Galef will introduce legislation at the beginning of the Assembly’s 2013 session that will disallow use of fracking waste byproducts, which could harm the environment. On Monday, Dec. 10, the Westchester County Legislature unanimously passed legislation introduced by Legislator Catherine Borgia that would ban the use of these harmful byproducts on county roads and keep them out of wastewater treatment plants as well.
“I am so pleased the County Legislature has come together as a bipartisan unit to pass this important legislation,” Borgia asserted. “While the Marcellus Shale is not geographically contiguous with Westchester County, gas companies have to go further and further to find ways to dispose of fracking waste. We all want to ensure the safety of our residents as well as the continued fertility of our land and our clean water. I applaud Assemblywoman Galef’s efforts to extend these important safeguards statewide, which we have passed for Westchester County,” she said.
“Whether or not high-volume horizontal hydro-fracking is permitted in New York state, the disposal of highly contaminated and radioactive gas-drilling wastewater, drill cuttings and sludge is an immediate public health threat for all New Yorkers. Waste from existing vertical gas wells in New York as well as fracking operations in Pennsylvania is being spread on New York roads and being accepted by New York landfills and water treatment plants,” said Patti Wood, executive director of Grassroots Environmental Education, a New York-based environmental health nonprofit. “With lax oversight from the state and an absence of federal regulations, local governments are filling the void and stepping in to protect their citizens from harmful exposures. We strongly commend the Westchester County Board of Legislators for unanimously passing legislation that will prohibit the sale, disposal or use of waste from hydro-fracking operations in this county. Assemblywoman Galef should be commended for proposing legislation that would ban gas drilling waste from being used on any state roads.”

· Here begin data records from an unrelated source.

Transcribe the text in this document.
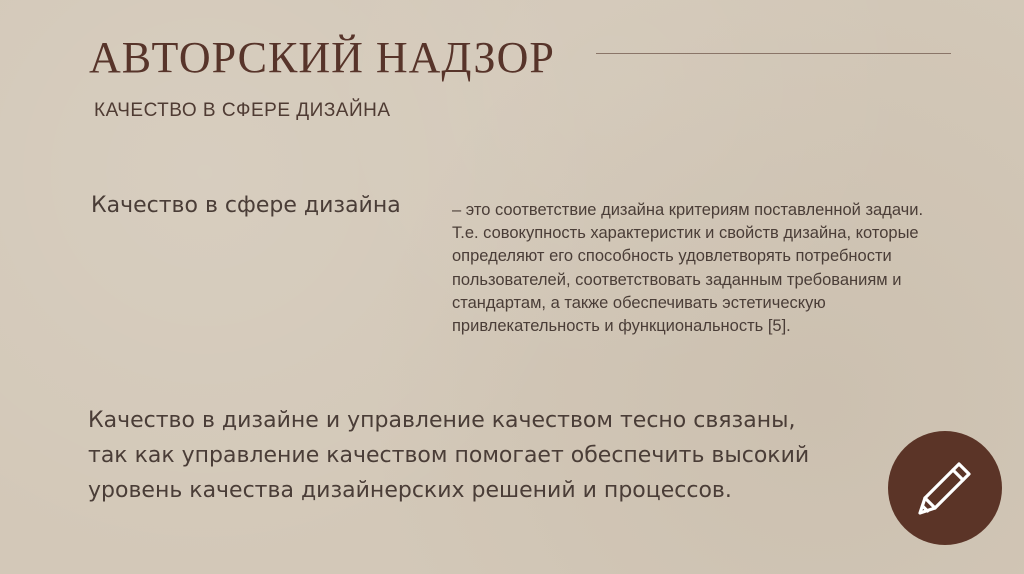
АВТОРСКИЙ НАДЗОР
КАЧЕСТВО В СФЕРЕ ДИЗАЙНА
Качество в сфере дизайна	– это соответствие дизайна критериям поставленной задачи. Т.е. совокупность характеристик и свойств дизайна, которые определяют его способность удовлетворять потребности пользователей, соответствовать заданным требованиям и стандартам, а также обеспечивать эстетическую привлекательность и функциональность [5].
Качество в дизайне и управление качеством тесно связаны, так как управление качеством помогает обеспечить высокий уровень качества дизайнерских решений и процессов.
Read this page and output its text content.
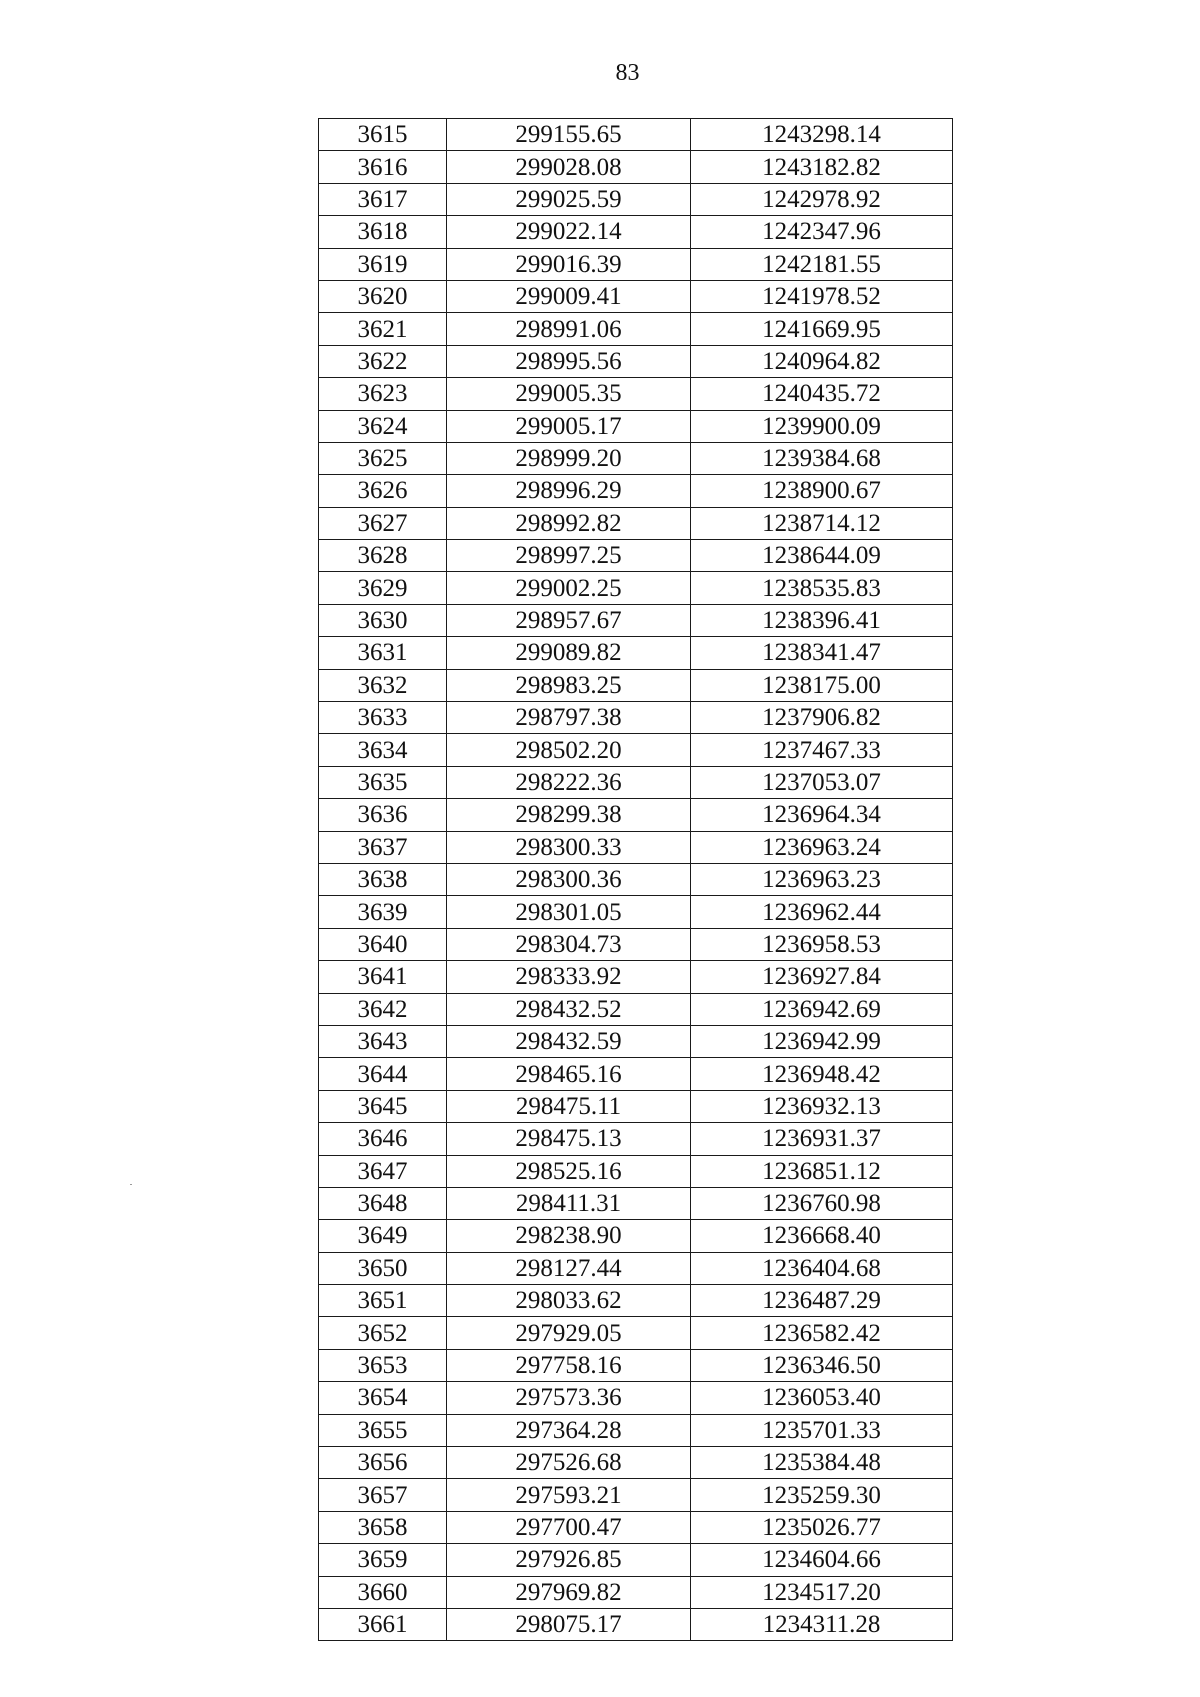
83
3615	299155.65	1243298.14
3616	299028.08	1243182.82
3617	299025.59	1242978.92
3618	299022.14	1242347.96
3619	299016.39	1242181.55
3620	299009.41	1241978.52
3621	298991.06	1241669.95
3622	298995.56	1240964.82
3623	299005.35	1240435.72
3624	299005.17	1239900.09
3625	298999.20	1239384.68
3626	298996.29	1238900.67
3627	298992.82	1238714.12
3628	298997.25	1238644.09
3629	299002.25	1238535.83
3630	298957.67	1238396.41
3631	299089.82	1238341.47
3632	298983.25	1238175.00
3633	298797.38	1237906.82
3634	298502.20	1237467.33
3635	298222.36	1237053.07
3636	298299.38	1236964.34
3637	298300.33	1236963.24
3638	298300.36	1236963.23
3639	298301.05	1236962.44
3640	298304.73	1236958.53
3641	298333.92	1236927.84
3642	298432.52	1236942.69
3643	298432.59	1236942.99
3644	298465.16	1236948.42
3645	298475.11	1236932.13
3646	298475.13	1236931.37
3647	298525.16	1236851.12
3648	298411.31	1236760.98
3649	298238.90	1236668.40
3650	298127.44	1236404.68
3651	298033.62	1236487.29
3652	297929.05	1236582.42
3653	297758.16	1236346.50
3654	297573.36	1236053.40
3655	297364.28	1235701.33
3656	297526.68	1235384.48
3657	297593.21	1235259.30
3658	297700.47	1235026.77
3659	297926.85	1234604.66
3660	297969.82	1234517.20
3661	298075.17	1234311.28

“I thank the environmental groups for bringing this important issue to the county, and for Legislator Borgia for coming to me,” said Galef. “Working cooperatively is the best way for us to ensure clean water and clean air. Today [Dec. 12] is the first day of a 30-day extension to the comment period when people may once again submit their comments on hydro-fracking to the DEC. I urge everyone in New York to submit comments, especially those who have specific information on health impacts, that could be helpful as the DEC continues to evaluate the consequences of hydro-fracking for New York state.”
“We should not risk our residents’ health and safety by risking contact with these hazardous, poisonous, dangerous materials,” said Assemblyman Thomas Abinanti.
Member of Assembly Amy Paulin said, “I am pleased to co-sponsor Assemblywoman Galef’s legislation to make sure we take the steps needed statewide to protect human health from these fracking byproducts.”
Last year, the Assembly passed a moratorium calling for an extension on the period to decide if hydro-fracking should be legal in New York state to allow more time for studying the impacts. While this effort did not pass the Senate, the governor recently issued orders calling for a health study, which the Assembly had also called for earlier this year, before the DEC could complete its recommendation.